У Кости никаких определенных планов не было. На вещи его последнее время не тянуло (раз Надюшки нет, зачем наряжаться?), домой посылать деньги не требовалось. Он сказал первое, что ему пришло в голову:

— А я куплю аккордеон. Или что-то в этом роде.

Кто-то пошутил:

— А может, пианино? Или сразу рояль?

Зарубин стал отговаривать:

— Ну что за блажь тебе в голову пришла?

Другие же продолжали подтрунивать:

— Да что вы его отговариваете? Ведь это он так, для звона.

Костя и впрямь задумался: «В самом деле, на кой леший мне этот аккордеон? Играть я не умею, учиться — дело длинное и канительное. Нет, положительно ни к чему. А впрочем, почему, собственно, и не купить? Есть в Лебяжьем и магнитофоны, и радио, и телевизор в „Прометее“. Но все-таки, когда появляется этот бородатый Хомяков с гитарой, около него всегда вьется толпа девушек и ребят. Хоть бы играл что-нибудь путное, а то так, какую-то заунывную неразбериху. Неужели я не освою столь нехитрое дело — лады да басы перебирать? И потом я ведь сказал, что куплю. Неудобно получится, вроде бы натрепался». Утвердившись, наконец, в своем решении, Костя утром чем свет направился в Каменск.

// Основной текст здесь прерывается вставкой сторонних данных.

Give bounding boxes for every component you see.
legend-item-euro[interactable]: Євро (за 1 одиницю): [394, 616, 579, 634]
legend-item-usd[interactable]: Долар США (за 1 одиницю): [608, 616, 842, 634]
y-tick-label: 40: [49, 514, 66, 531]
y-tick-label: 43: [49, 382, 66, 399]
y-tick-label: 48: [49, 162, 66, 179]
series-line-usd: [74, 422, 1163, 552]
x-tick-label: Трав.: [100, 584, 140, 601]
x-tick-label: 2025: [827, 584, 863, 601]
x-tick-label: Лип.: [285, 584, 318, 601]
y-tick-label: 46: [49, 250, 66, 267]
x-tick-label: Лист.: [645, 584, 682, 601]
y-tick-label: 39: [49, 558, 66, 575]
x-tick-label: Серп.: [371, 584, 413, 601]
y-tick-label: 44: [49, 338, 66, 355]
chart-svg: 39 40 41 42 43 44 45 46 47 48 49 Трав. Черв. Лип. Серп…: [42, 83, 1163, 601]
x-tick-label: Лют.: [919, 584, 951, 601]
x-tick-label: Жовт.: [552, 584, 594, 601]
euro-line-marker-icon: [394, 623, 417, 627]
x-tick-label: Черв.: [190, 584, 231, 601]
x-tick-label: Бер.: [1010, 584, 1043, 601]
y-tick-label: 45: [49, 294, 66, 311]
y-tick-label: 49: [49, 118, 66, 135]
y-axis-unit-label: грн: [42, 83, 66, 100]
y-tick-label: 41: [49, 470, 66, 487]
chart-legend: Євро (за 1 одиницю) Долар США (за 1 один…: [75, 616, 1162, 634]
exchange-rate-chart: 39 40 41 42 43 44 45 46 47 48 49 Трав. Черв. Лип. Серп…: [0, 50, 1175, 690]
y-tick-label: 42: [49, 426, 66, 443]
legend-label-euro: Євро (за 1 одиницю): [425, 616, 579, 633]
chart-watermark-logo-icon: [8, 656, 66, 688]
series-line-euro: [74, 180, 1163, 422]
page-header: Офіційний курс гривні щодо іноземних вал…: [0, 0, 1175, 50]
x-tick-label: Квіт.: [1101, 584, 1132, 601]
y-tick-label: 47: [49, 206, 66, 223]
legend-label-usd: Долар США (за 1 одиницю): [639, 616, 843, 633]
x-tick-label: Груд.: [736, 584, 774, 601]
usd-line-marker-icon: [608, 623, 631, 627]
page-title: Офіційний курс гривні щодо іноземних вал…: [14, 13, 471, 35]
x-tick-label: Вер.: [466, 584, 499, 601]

Рынок в Каменске был одной из чудом уцелевших достопримечательностей городка. Во всех городах рынки — это просто сельские базары с овощными, фруктовыми, мясными рядами. Горожане выбирают себе гуся, индюшку, оковалок парного мяса или килограмм-другой сочных, хрустящих огурцов и уходят. Часам к двенадцати дня, от силы к часу, такой базар уже затихает.

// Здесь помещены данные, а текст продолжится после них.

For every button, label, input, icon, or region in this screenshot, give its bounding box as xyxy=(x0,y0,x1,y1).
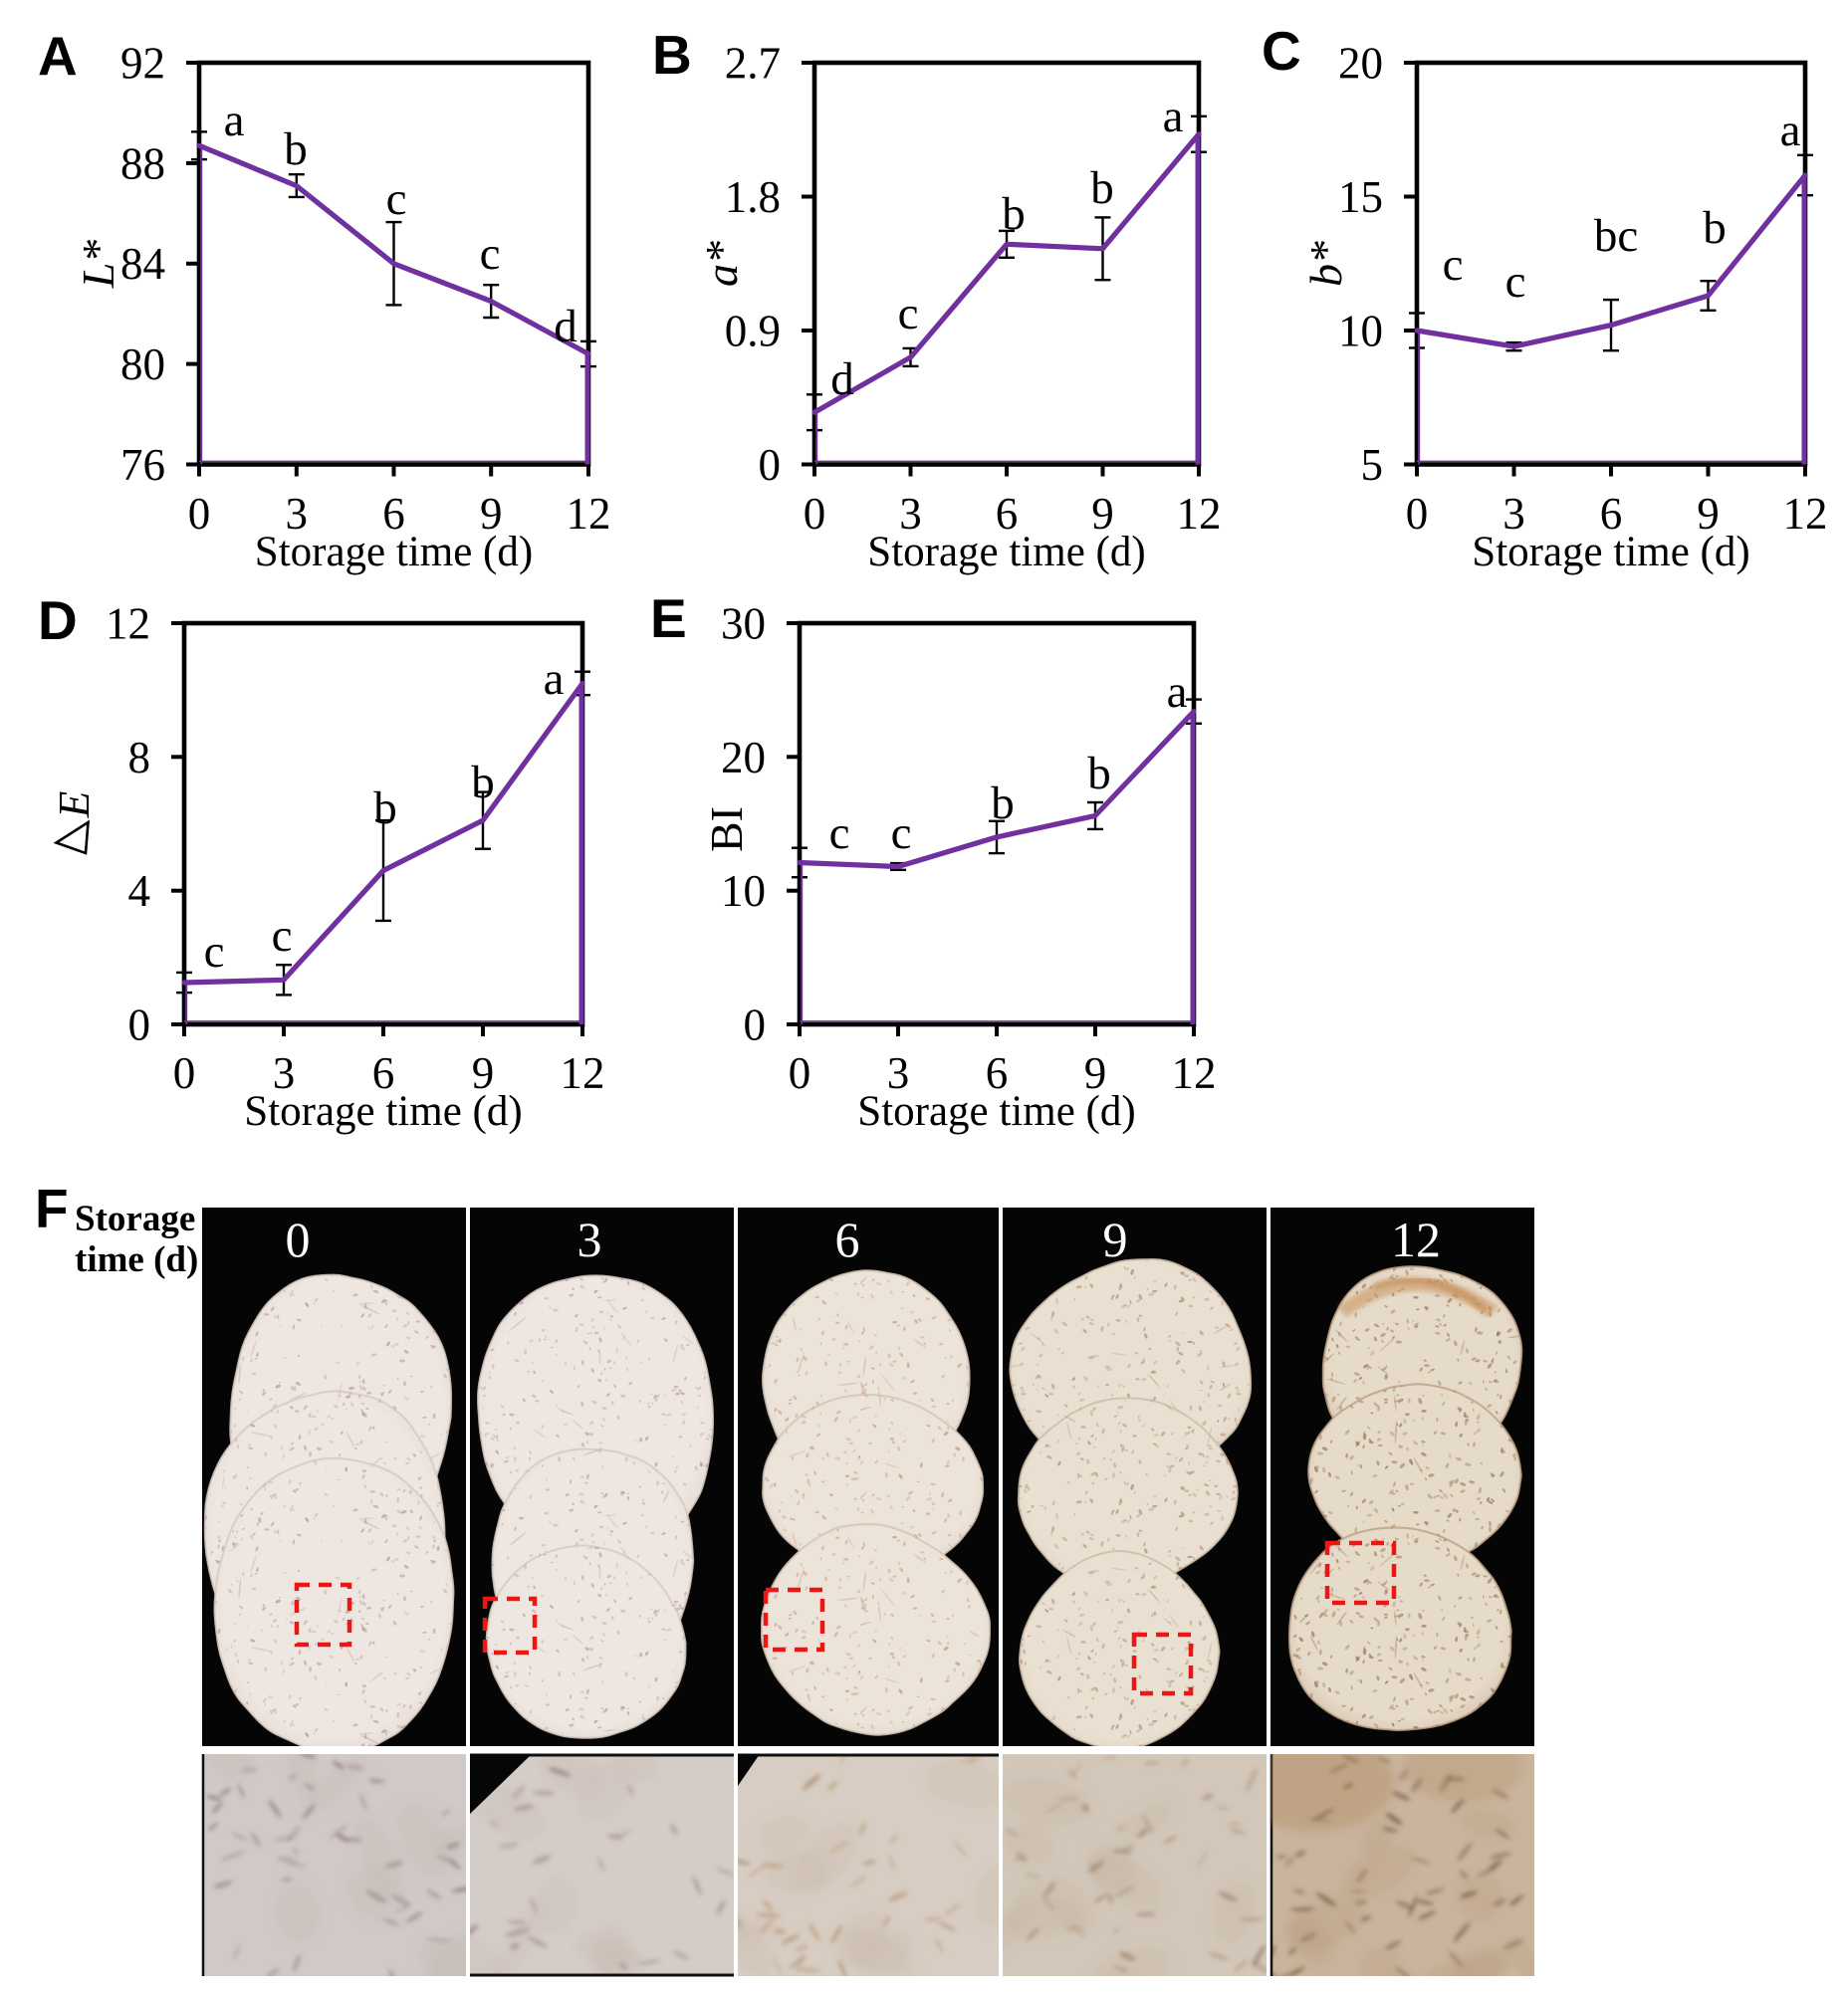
svg-text:b: b xyxy=(1703,202,1727,254)
svg-text:E: E xyxy=(650,587,687,649)
svg-text:C: C xyxy=(1262,20,1301,82)
svg-text:12: 12 xyxy=(1391,1212,1441,1267)
svg-text:b: b xyxy=(1002,188,1026,240)
svg-text:12: 12 xyxy=(1783,489,1828,539)
svg-text:12: 12 xyxy=(1177,489,1222,539)
svg-text:b: b xyxy=(1087,748,1111,799)
svg-text:B: B xyxy=(652,24,692,86)
svg-text:12: 12 xyxy=(567,489,611,539)
svg-text:8: 8 xyxy=(128,733,151,782)
svg-text:d: d xyxy=(554,301,578,352)
svg-text:15: 15 xyxy=(1338,172,1383,222)
svg-text:Storage time (d): Storage time (d) xyxy=(255,529,533,575)
svg-text:80: 80 xyxy=(120,339,165,389)
svg-text:F: F xyxy=(35,1178,69,1239)
svg-text:10: 10 xyxy=(721,866,766,916)
svg-text:b: b xyxy=(471,757,495,808)
svg-text:b*: b* xyxy=(1300,241,1351,287)
svg-text:4: 4 xyxy=(128,866,151,916)
svg-text:6: 6 xyxy=(835,1212,860,1267)
svg-text:3: 3 xyxy=(887,1048,910,1098)
svg-text:3: 3 xyxy=(578,1212,602,1267)
svg-text:6: 6 xyxy=(996,489,1019,539)
svg-text:a*: a* xyxy=(696,241,747,287)
svg-text:9: 9 xyxy=(1084,1048,1107,1098)
svg-text:10: 10 xyxy=(1338,307,1383,356)
svg-text:0: 0 xyxy=(744,1000,767,1050)
svg-text:A: A xyxy=(38,25,78,87)
svg-text:3: 3 xyxy=(273,1048,296,1098)
svg-text:20: 20 xyxy=(1338,39,1383,89)
svg-text:b: b xyxy=(373,782,397,834)
svg-text:20: 20 xyxy=(721,733,766,782)
svg-text:Storage time (d): Storage time (d) xyxy=(244,1088,522,1135)
svg-text:a: a xyxy=(1163,91,1184,142)
svg-text:9: 9 xyxy=(1697,489,1720,539)
svg-text:0: 0 xyxy=(173,1048,196,1098)
svg-text:0: 0 xyxy=(759,440,782,490)
svg-text:1.8: 1.8 xyxy=(725,172,781,222)
svg-text:BI: BI xyxy=(701,806,752,852)
svg-text:Storage time (d): Storage time (d) xyxy=(857,1088,1135,1135)
svg-text:6: 6 xyxy=(372,1048,395,1098)
svg-text:bc: bc xyxy=(1594,210,1638,262)
svg-text:0: 0 xyxy=(789,1048,811,1098)
svg-text:2.7: 2.7 xyxy=(725,39,781,89)
svg-text:6: 6 xyxy=(1600,489,1623,539)
svg-text:12: 12 xyxy=(1172,1048,1217,1098)
svg-text:0: 0 xyxy=(128,1000,151,1050)
svg-text:a: a xyxy=(544,653,565,705)
svg-text:Storage time (d): Storage time (d) xyxy=(1472,529,1749,575)
svg-text:a: a xyxy=(1167,666,1188,718)
svg-text:c: c xyxy=(272,910,293,962)
svg-text:b: b xyxy=(284,123,308,175)
svg-text:b: b xyxy=(1090,162,1114,214)
svg-text:84: 84 xyxy=(120,239,165,289)
svg-text:3: 3 xyxy=(899,489,922,539)
svg-text:12: 12 xyxy=(106,599,150,649)
svg-text:D: D xyxy=(38,589,78,651)
svg-text:76: 76 xyxy=(120,440,165,490)
svg-text:9: 9 xyxy=(1091,489,1114,539)
svg-text:3: 3 xyxy=(286,489,309,539)
svg-text:c: c xyxy=(891,807,912,859)
svg-text:88: 88 xyxy=(120,138,165,188)
svg-text:5: 5 xyxy=(1361,440,1384,490)
svg-text:0: 0 xyxy=(804,489,826,539)
svg-text:c: c xyxy=(1443,239,1464,291)
svg-text:12: 12 xyxy=(561,1048,605,1098)
svg-text:0: 0 xyxy=(1406,489,1429,539)
svg-text:0: 0 xyxy=(188,489,211,539)
svg-text:6: 6 xyxy=(382,489,405,539)
svg-text:c: c xyxy=(386,173,407,225)
svg-text:92: 92 xyxy=(120,39,165,89)
svg-text:a: a xyxy=(224,95,245,146)
svg-text:9: 9 xyxy=(472,1048,495,1098)
svg-text:L*: L* xyxy=(73,240,123,290)
svg-text:30: 30 xyxy=(721,599,766,649)
svg-text:3: 3 xyxy=(1502,489,1525,539)
svg-text:d: d xyxy=(830,353,854,405)
svg-text:0.9: 0.9 xyxy=(725,307,781,356)
svg-text:c: c xyxy=(1505,256,1526,308)
svg-text:6: 6 xyxy=(986,1048,1009,1098)
svg-text:c: c xyxy=(204,926,225,978)
svg-text:c: c xyxy=(898,288,919,339)
svg-text:Storage: Storage xyxy=(75,1199,195,1239)
svg-text:0: 0 xyxy=(286,1212,311,1267)
svg-text:c: c xyxy=(480,228,501,280)
svg-text:Storage time (d): Storage time (d) xyxy=(867,529,1145,575)
svg-text:b: b xyxy=(991,777,1015,829)
svg-text:E: E xyxy=(50,790,99,818)
svg-text:time (d): time (d) xyxy=(75,1239,198,1280)
svg-text:9: 9 xyxy=(1103,1212,1128,1267)
svg-text:a: a xyxy=(1780,105,1801,156)
svg-text:c: c xyxy=(829,807,850,859)
svg-text:9: 9 xyxy=(480,489,503,539)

Другое дело каменскии рынок. Здесь идет бойкая торговля всем от ржавых выпрямленных и невыпрямленных гвоздей до запасных частей к допотопной автомашине, от негнущегося нейлонового галстука до гипсовых кошек, собак и попугаев, раскрашенных так, что даже непомерно гордящиеся своими яркими хвостами южные павлины лопнули бы от зависти, побывай они в Каменске. Слава о каменском рынке шла далеко за пределами города. Сюда стекался продающий и покупающий люд из всех окрестных сел, деревень и городов. Даже электрички, идущие в воскресные дни из столицы, бывали забиты отнюдь не одними только любителями загородных прогулок.